Tot slot vragen de leden van de GroenLinks-fractie of er sprake is van een overgangsregeling voor de eigenaren die voorheen gebruik konden maken van de combinatie van fiscale aftrek en een Restauratiefonds-hypotheek met lage rente, maar dit niet meer kunnen onder de in te voeren subsidieregeling.

De leden van de vaste commissie voor Financiën zien de reactie van de regering met belangstelling en graag uiterlijk vrijdag 30 november 2018 tegemoet.

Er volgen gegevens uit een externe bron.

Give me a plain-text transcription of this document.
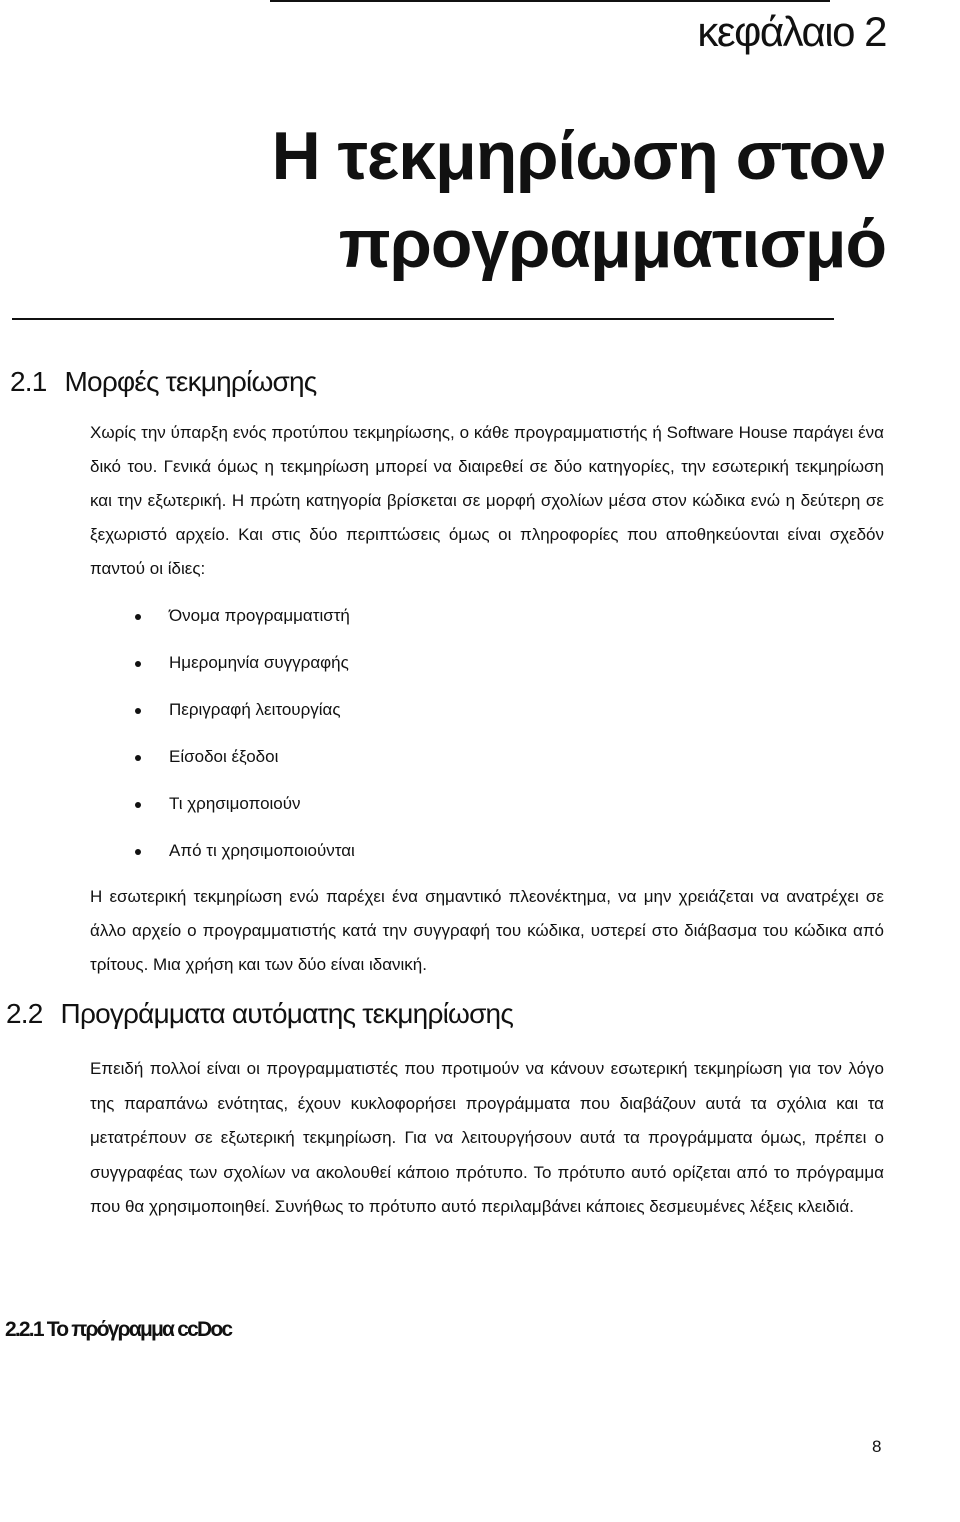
κεφάλαιο 2
Η τεκμηρίωση στον προγραμματισμό
2.1 Μορφές τεκμηρίωσης

Χωρίς την ύπαρξη ενός προτύπου τεκμηρίωσης, ο κάθε προγραμματιστής ή Software House παράγει ένα δικό του. Γενικά όμως η τεκμηρίωση μπορεί να διαιρεθεί σε δύο κατηγορίες, την εσωτερική τεκμηρίωση και την εξωτερική. Η πρώτη κατηγορία βρίσκεται σε μορφή σχολίων μέσα στον κώδικα ενώ η δεύτερη σε ξεχωριστό αρχείο. Και στις δύο περιπτώσεις όμως οι πληροφορίες που αποθηκεύονται είναι σχεδόν παντού οι ίδιες:

Όνομα προγραμματιστή
Ημερομηνία συγγραφής
Περιγραφή λειτουργίας
Είσοδοι έξοδοι
Τι χρησιμοποιούν
Από τι χρησιμοποιούνται

Η εσωτερική τεκμηρίωση ενώ παρέχει ένα σημαντικό πλεονέκτημα, να μην χρειάζεται να ανατρέχει σε άλλο αρχείο ο προγραμματιστής κατά την συγγραφή του κώδικα, υστερεί στο διάβασμα του κώδικα από τρίτους. Μια χρήση και των δύο είναι ιδανική.

2.2 Προγράμματα αυτόματης τεκμηρίωσης

Επειδή πολλοί είναι οι προγραμματιστές που προτιμούν να κάνουν εσωτερική τεκμηρίωση για τον λόγο της παραπάνω ενότητας, έχουν κυκλοφορήσει προγράμματα που διαβάζουν αυτά τα σχόλια και τα μετατρέπουν σε εξωτερική τεκμηρίωση. Για να λειτουργήσουν αυτά τα προγράμματα όμως, πρέπει ο συγγραφέας των σχολίων να ακολουθεί κάποιο πρότυπο. Το πρότυπο αυτό ορίζεται από το πρόγραμμα που θα χρησιμοποιηθεί. Συνήθως το πρότυπο αυτό περιλαμβάνει κάποιες δεσμευμένες λέξεις κλειδιά.

2.2.1 Το πρόγραμμα ccDoc
8
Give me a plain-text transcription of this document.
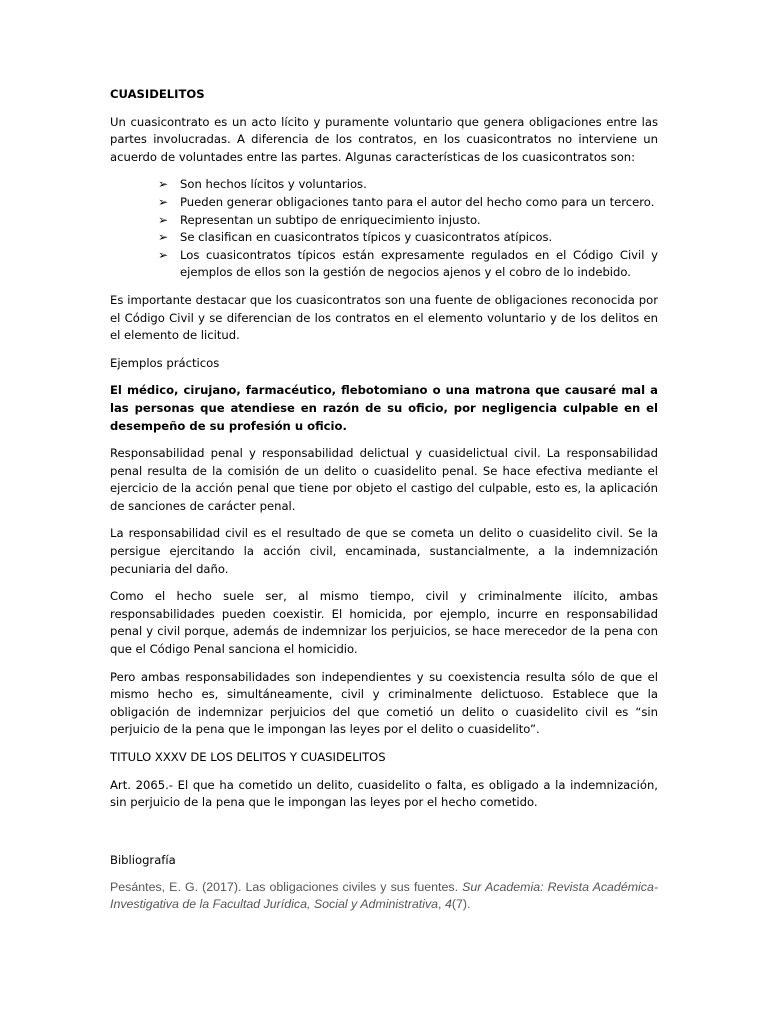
CUASIDELITOS

Un cuasicontrato es un acto lícito y puramente voluntario que genera obligaciones entre las partes involucradas. A diferencia de los contratos, en los cuasicontratos no interviene un acuerdo de voluntades entre las partes. Algunas características de los cuasicontratos son:

➢ Son hechos lícitos y voluntarios.
➢ Pueden generar obligaciones tanto para el autor del hecho como para un tercero.
➢ Representan un subtipo de enriquecimiento injusto.
➢ Se clasifican en cuasicontratos típicos y cuasicontratos atípicos.
➢ Los cuasicontratos típicos están expresamente regulados en el Código Civil y ejemplos de ellos son la gestión de negocios ajenos y el cobro de lo indebido.

Es importante destacar que los cuasicontratos son una fuente de obligaciones reconocida por el Código Civil y se diferencian de los contratos en el elemento voluntario y de los delitos en el elemento de licitud.

Ejemplos prácticos

El médico, cirujano, farmacéutico, flebotomiano o una matrona que causaré mal a las personas que atendiese en razón de su oficio, por negligencia culpable en el desempeño de su profesión u oficio.

Responsabilidad penal y responsabilidad delictual y cuasidelictual civil. La responsabilidad penal resulta de la comisión de un delito o cuasidelito penal. Se hace efectiva mediante el ejercicio de la acción penal que tiene por objeto el castigo del culpable, esto es, la aplicación de sanciones de carácter penal.

La responsabilidad civil es el resultado de que se cometa un delito o cuasidelito civil. Se la persigue ejercitando la acción civil, encaminada, sustancialmente, a la indemnización pecuniaria del daño.

Como el hecho suele ser, al mismo tiempo, civil y criminalmente ilícito, ambas responsabilidades pueden coexistir. El homicida, por ejemplo, incurre en responsabilidad penal y civil porque, además de indemnizar los perjuicios, se hace merecedor de la pena con que el Código Penal sanciona el homicidio.

Pero ambas responsabilidades son independientes y su coexistencia resulta sólo de que el mismo hecho es, simultáneamente, civil y criminalmente delictuoso. Establece que la obligación de indemnizar perjuicios del que cometió un delito o cuasidelito civil es “sin perjuicio de la pena que le impongan las leyes por el delito o cuasidelito”.

TITULO XXXV DE LOS DELITOS Y CUASIDELITOS

Art. 2065.- El que ha cometido un delito, cuasidelito o falta, es obligado a la indemnización, sin perjuicio de la pena que le impongan las leyes por el hecho cometido.

Bibliografía

Pesántes, E. G. (2017). Las obligaciones civiles y sus fuentes. Sur Academia: Revista Académica-Investigativa de la Facultad Jurídica, Social y Administrativa, 4(7).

De voorzitter van de vaste commissie voor Financiën, Knip

De griffier van de vaste commissie voor Financiën, Van Dooren


X Noot
1

Samenstelling:

Nagel (50PLUS), Ten Hoeve (OSF), Knip (VVD) (voorzitter), Backer (D66), Ester (CU), Postema (PvdA), Sent (PvdA), Van Strien (PVV), Kok (PVV), Bruijn (VVD), Vac. (PVV), Van Apeldoorn (SP), N.J.J. van Kesteren (CDA), Knapen (CDA), Köhler (SP), Prast (D66), Van Rij (CDA) (vicevoorzitter), Rinnooy Kan (D66), Schalk (SGP), Van de Ven (VVD), vac. (PvdA), Reuten (SP), Wever (VVD), Van Leeuwen (PvdD), Binnema (GL)

X Noot
2

Ecorys, Samenhangende evaluatie van het financiële stelsel voor monumentenzorg – eindrapport, 15 januari 2018, te raadplegen via: https://www.rijksoverheid.nl/documenten/rapporten/2018/01/15/samenhangende-evaluatie-van-het-financiele-stelsel-voor-monumentenzorg

X Noot
3

Kamerstukken II, 2016–2017, 34 556, nr. 3.

X Noot
4

Zie ook Kamerstukken II, 2017–2018, 32 820, nr. 248 (Kabinetsbrief «Erfgoed telt»).